Durant des semaines, écologistes et libéraux se sont opposés sur le renouvellement du permis d’environnement de l’aéroport de Liège. Les uns défendaient les contraintes climatiques et environnementales, les autres un indispensable développement économique. Un choc frontal. Le 30 janvier, un compromis a été trouvé, sur le fil, mais la lecture même de l’accord suscite des interprétations différentes. C’est l’illustration parfaite d’un bras de fer qui est appelé à se reproduire.

Au sein d’Ecolo, un sentiment prévaut: plus rien ne sera jamais comme avant. Le plafonnement de l’activité pour des raisons climatiques serait un précédent qui servira pour l’avenir. Leur regard est déjà tourné vers d’autres dossiers. Notamment sur le renouvellement du permis d’environnement de l’aéroport de Charleroi en 2025. Les libéraux soutiennent une approche davantage pragmatique. Voici les expressions fortes de cette incompréhension politiquement calculée.

Ecolo: “Une jurisprudence climatique”

Le compromis liégeois, une première? “Le symbole et la force politique de cet accord, c’est que l’on a plafonné une activité industrielle pour des raisons climatiques et environnementales, se félicite le député Ecolo Olivier Bierin, interrogé par Trends-Tendances. C’est la première fois que cela arrive et c’est une jurisprudence sur laquelle nous nous appuierons.”

CÉLINE TELLIER (ECOLO)
CÉLINE TELLIER (ECOLO)© BELGAIMAGE

Aujourd’hui, on ne peut plus avoir une activité économique qui fait fi des enjeux climatiques. Ce serait une erreur de ne pas anticiper l’adaptation indispensable de notre modèle économique

Céline Tellier, ministre Ecolo de l’Environnement, ne disait pas autre chose en évoquant l’accord sur l’aéroport de Liège en des termes plus larges: “Nous allons ici écrire l’avenir d’un secteur qui intègre les enjeux climatiques et le bien-être des citoyens tout en lui permettant de se développer. Aujourd’hui, on ne peut plus avoir une activité économique qui fait fi des enjeux climatiques. Ce serait une erreur de ne pas anticiper l’adaptation indispensable de notre modèle économique”.

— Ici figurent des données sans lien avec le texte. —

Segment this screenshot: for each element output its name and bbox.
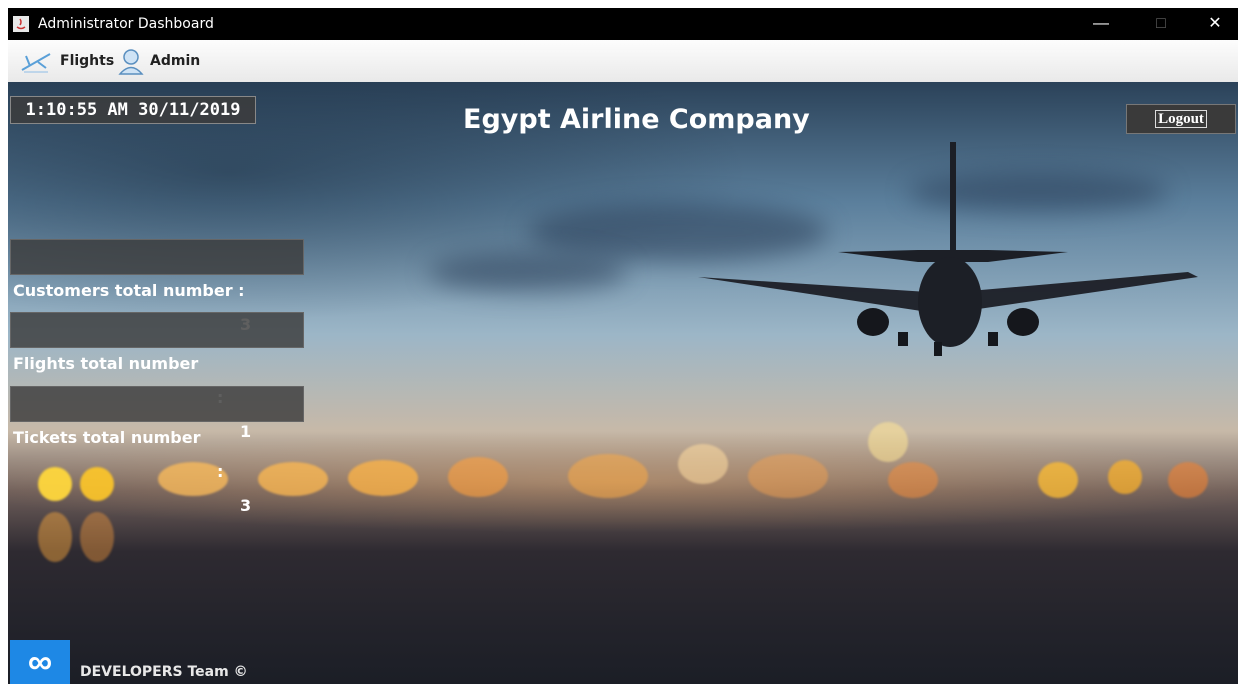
logout-button[interactable]: Logout xyxy=(1126,104,1236,134)
app-window: Administrator Dashboard — □ ✕ Flights Ad… xyxy=(8,8,1238,684)
light xyxy=(1038,462,1078,498)
light xyxy=(348,460,418,496)
java-app-icon xyxy=(13,16,29,32)
clock-display: 1:10:55 AM 30/11/2019 xyxy=(10,96,256,124)
developers-footer: ∞ DEVELOPERS Team © xyxy=(10,640,248,684)
title-bar: Administrator Dashboard — □ ✕ xyxy=(8,8,1238,40)
airplane-icon xyxy=(21,53,51,73)
tickets-count-panel: Tickets total number : 3 xyxy=(10,386,304,515)
infinity-logo-icon: ∞ xyxy=(10,640,70,684)
light xyxy=(888,462,938,498)
menu-admin[interactable]: Admin xyxy=(118,46,200,76)
menu-flights-label: Flights xyxy=(60,53,115,69)
dashboard-background: 1:10:55 AM 30/11/2019 Egypt Airline Comp… xyxy=(8,82,1238,684)
airplane-silhouette xyxy=(698,142,1198,356)
admin-user-icon xyxy=(118,49,144,75)
customers-count-panel: Customers total number : 3 xyxy=(10,239,304,334)
window-title: Administrator Dashboard xyxy=(38,16,214,32)
light-reflection xyxy=(80,512,114,562)
light xyxy=(568,454,648,498)
light xyxy=(868,422,908,462)
tickets-count-value: 3 xyxy=(240,496,252,515)
light xyxy=(80,467,114,501)
flights-count-panel: Flights total number : 1 xyxy=(10,312,304,441)
maximize-button[interactable]: □ xyxy=(1138,8,1184,40)
tickets-count-separator: : xyxy=(217,462,224,481)
logout-label: Logout xyxy=(1155,110,1207,128)
light xyxy=(1168,462,1208,498)
company-title: Egypt Airline Company xyxy=(463,104,810,135)
customers-count-label: Customers total number : xyxy=(13,281,245,300)
menu-bar: Flights Admin xyxy=(8,40,1238,83)
close-button[interactable]: ✕ xyxy=(1192,8,1238,40)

Quitte à utiliser des images fortes pour faire pression, les écologistes comparent souvent l’activité portuaire à celle de la sidérurgie. “Nous le faisons sciemment, acquiesce Olivier Bierin. Certains utilisent l’argument du chantage à l’emploi pour s’opposer à ce plafonnement d’activité, mais si nous n’anticipons pas les évolutions inéluctables de régulation du secteur au niveau européen, nous préparons le terrain pour des drames sociaux bien plus graves encore.”

La nécessité de réduire la voilure de certaines activités pour limiter les émissions de CO2 sera au coeur de bien des débats ces prochaines années. Le sociologue Jean-Marc Jancovici, auteur de la bande dessinée à grand succès Un Monde sans fin, ne souligne-t-il pas à qui veut l’entendre qu’il sera inéluctable de consommer moins, de voyager moins, de changer ses comportements en adoptant une forme de décroissance? Ecolo aurait obtenu une avancée en ce sens. Une victoire politique.

MR: “Un développement raisonné”

Ce n’est pas vraiment le sentiment qui prévaut du côté libéral. Willy Borsus (MR), ministre wallon de l’Economie, évoque la nécessité d’un “développement raisonné” mais refuse de parler d’une jurisprudence climatique. “Tout d’abord, précise-t-il à Trends-Tendances, la Wallonie doit se développer. Le taux d’emploi est trop faible, le taux de précarité trop élevé. Ensuite, je reviens sur les termes de l’équilibre sur lequel nous nous sommes entendus. Il était important d’entendre les préoccupations exprimées par les riverains dans les enquêtes publiques. Une large majorité des expressions dénonçait les nuisances sonores liées à certains types d’avions. Nous en avons tenu compte en limitant, à l’horizon 2030, les vols de nuit des avions les plus pollueurs à cet égard, à savoir les Boeing 747-300. J’étais partisan de cela. Mais pas d’une jurisprudence climatique.”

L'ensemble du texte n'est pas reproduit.